A few weeks after school began back in September, Rich and I attended curriculum night. At the end of all the presentations, a short video, maybe two minutes in length, was shown. The music was fast-paced, as was the data being flashed on the screen. (Good marketing as it created a sense of urgency.) The video was designed to inform parents of the importance of technology in the school system based on the growth of technology over the past 10 years and the inevitable growth of technology in the future. Call me crazy but I hadn't really thought about all the jobs of today that didn't exist 10 years ago until the list was right in my face.
I read on FB the other night that my favorite band ever was going to be performing on Leno Thursday night. That night, I said to Rich, "Oh, we need to set the VCR." I meant to say DVR and have no idea why my brain reverted back to 1999. I can still remember what it was like without computers in the 1980s. When I was in college in the early 90s, I didn't have my own computer. No one did. You went to the computer lab if you needed to type something up or you actually just wrote it out by hand. By the time my kids are in high school, they and all of the classmates will own iPads or similar devices. They probably will own multiple items.
When I wrote my kids and technology post a few months ago, the girls had not yet started the first grade. Math facts have become a big thing in our house as the girls have a 3 minute timed test at the end of the school year. I've found that, for the most part, verbal quizzing seems to be easier and work better. A week ago, we began a different bowel management program with Anna that requires her to sit in the bathroom for 20-30 minutes, which can be a long time for a 6 year old. I found a bunch of free educational apps (1st grade spelling and math) for my iPhone and she's been really excited to be able to play on my phone.
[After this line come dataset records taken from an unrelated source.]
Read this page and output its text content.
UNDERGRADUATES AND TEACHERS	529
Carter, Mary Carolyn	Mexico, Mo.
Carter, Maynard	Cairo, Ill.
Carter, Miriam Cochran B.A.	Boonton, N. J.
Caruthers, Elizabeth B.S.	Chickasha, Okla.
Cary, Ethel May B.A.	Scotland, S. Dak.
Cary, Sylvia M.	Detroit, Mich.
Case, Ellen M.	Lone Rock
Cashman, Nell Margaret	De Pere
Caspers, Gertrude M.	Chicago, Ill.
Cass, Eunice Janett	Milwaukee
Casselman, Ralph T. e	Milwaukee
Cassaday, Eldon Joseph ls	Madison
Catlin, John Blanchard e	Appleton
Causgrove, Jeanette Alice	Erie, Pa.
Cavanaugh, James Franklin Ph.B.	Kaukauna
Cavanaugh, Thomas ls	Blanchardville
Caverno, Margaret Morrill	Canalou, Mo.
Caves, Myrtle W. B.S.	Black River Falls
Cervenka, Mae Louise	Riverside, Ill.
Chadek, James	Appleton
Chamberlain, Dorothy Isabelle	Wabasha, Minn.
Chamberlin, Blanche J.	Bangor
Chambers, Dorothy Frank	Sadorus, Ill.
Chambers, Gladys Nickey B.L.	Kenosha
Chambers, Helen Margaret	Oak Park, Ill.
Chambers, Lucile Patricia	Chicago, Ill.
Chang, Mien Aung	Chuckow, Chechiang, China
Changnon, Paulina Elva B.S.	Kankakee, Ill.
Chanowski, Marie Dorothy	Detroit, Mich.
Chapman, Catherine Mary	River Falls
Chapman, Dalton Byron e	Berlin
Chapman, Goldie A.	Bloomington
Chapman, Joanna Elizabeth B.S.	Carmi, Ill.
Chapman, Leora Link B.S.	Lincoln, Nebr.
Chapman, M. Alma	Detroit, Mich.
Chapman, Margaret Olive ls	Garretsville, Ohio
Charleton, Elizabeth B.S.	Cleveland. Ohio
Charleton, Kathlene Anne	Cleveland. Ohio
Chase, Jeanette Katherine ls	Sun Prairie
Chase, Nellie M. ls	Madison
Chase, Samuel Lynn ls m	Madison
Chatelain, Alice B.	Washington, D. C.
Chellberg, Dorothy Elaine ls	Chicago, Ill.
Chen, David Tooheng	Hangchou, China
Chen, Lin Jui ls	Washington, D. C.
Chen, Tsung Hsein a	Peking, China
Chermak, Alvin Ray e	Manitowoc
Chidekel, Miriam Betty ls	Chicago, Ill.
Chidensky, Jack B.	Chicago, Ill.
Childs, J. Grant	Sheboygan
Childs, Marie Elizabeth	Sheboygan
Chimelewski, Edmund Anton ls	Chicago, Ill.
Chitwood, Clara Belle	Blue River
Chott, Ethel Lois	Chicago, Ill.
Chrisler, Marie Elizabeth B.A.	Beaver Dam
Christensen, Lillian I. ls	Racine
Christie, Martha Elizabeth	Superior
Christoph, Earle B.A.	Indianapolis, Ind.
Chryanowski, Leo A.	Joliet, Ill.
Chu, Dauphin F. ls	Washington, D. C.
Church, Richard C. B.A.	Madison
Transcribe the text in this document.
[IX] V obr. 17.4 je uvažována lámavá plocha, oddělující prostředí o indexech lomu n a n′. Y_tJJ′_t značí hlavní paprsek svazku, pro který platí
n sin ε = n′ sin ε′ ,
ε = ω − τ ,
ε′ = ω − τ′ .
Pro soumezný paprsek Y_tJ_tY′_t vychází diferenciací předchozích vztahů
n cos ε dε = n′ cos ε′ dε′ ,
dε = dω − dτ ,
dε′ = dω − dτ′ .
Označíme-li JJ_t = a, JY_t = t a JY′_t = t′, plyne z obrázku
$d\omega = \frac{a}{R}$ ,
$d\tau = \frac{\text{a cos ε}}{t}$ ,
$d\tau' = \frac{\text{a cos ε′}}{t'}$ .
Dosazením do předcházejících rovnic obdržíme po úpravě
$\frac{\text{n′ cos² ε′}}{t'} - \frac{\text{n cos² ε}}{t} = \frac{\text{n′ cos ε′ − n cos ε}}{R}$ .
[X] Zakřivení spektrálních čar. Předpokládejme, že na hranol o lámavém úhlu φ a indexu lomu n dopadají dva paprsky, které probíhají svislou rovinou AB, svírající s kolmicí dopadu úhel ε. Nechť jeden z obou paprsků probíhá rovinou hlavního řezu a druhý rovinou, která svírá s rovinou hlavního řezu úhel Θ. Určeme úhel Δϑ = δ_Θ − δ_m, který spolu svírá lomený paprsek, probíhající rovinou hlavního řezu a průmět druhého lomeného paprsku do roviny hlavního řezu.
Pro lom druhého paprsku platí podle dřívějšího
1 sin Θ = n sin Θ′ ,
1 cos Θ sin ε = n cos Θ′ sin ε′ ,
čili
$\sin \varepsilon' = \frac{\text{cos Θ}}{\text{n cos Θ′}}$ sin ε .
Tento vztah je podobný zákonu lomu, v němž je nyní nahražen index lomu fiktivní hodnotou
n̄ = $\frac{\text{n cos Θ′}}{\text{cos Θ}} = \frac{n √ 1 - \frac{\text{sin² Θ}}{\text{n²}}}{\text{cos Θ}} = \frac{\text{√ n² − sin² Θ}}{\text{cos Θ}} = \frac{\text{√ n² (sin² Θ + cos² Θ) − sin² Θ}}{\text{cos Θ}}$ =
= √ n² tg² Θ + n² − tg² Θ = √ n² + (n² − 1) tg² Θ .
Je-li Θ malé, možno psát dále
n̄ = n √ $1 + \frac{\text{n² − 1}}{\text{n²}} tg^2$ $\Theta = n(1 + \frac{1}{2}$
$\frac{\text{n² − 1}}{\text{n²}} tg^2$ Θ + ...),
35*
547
Because she normally doesn't use my phone, this is a big deal. The only downside has been Allie and Emily exclaiming how unfair it is that Anna is allowed to use my phone. At first, I threw out the statement that it's unfair that Anna has spina bifida but I'm not convinced that this is the way to go. A six year old doesn't understand "fairness" like an adult does and I'm not sure it's correct for them to believe that spina bifida is "unfair." Parenting triplets is difficult enough but now we have the added fact that one has a need greater and different from the other two and it's up to us to keep life as equal and fair to all three of them as possible. So what we've been doing is allowing Allie and Emily to play games (math and/or spelling) on our computers or phones while Anna's in the bathroom or afterwards. I tell them that they need to be helpful while I'm busy with Anna and this is their "reward" for doing so.
I'm still a firm believer that free play generates creativity so phone/computer usage is still severely limited in our home. In addition, the girls' timed math test at the end of the year is a written test and so they need to practice answering those questions in written form outside of school. This is definitely a learn as you go situation for us.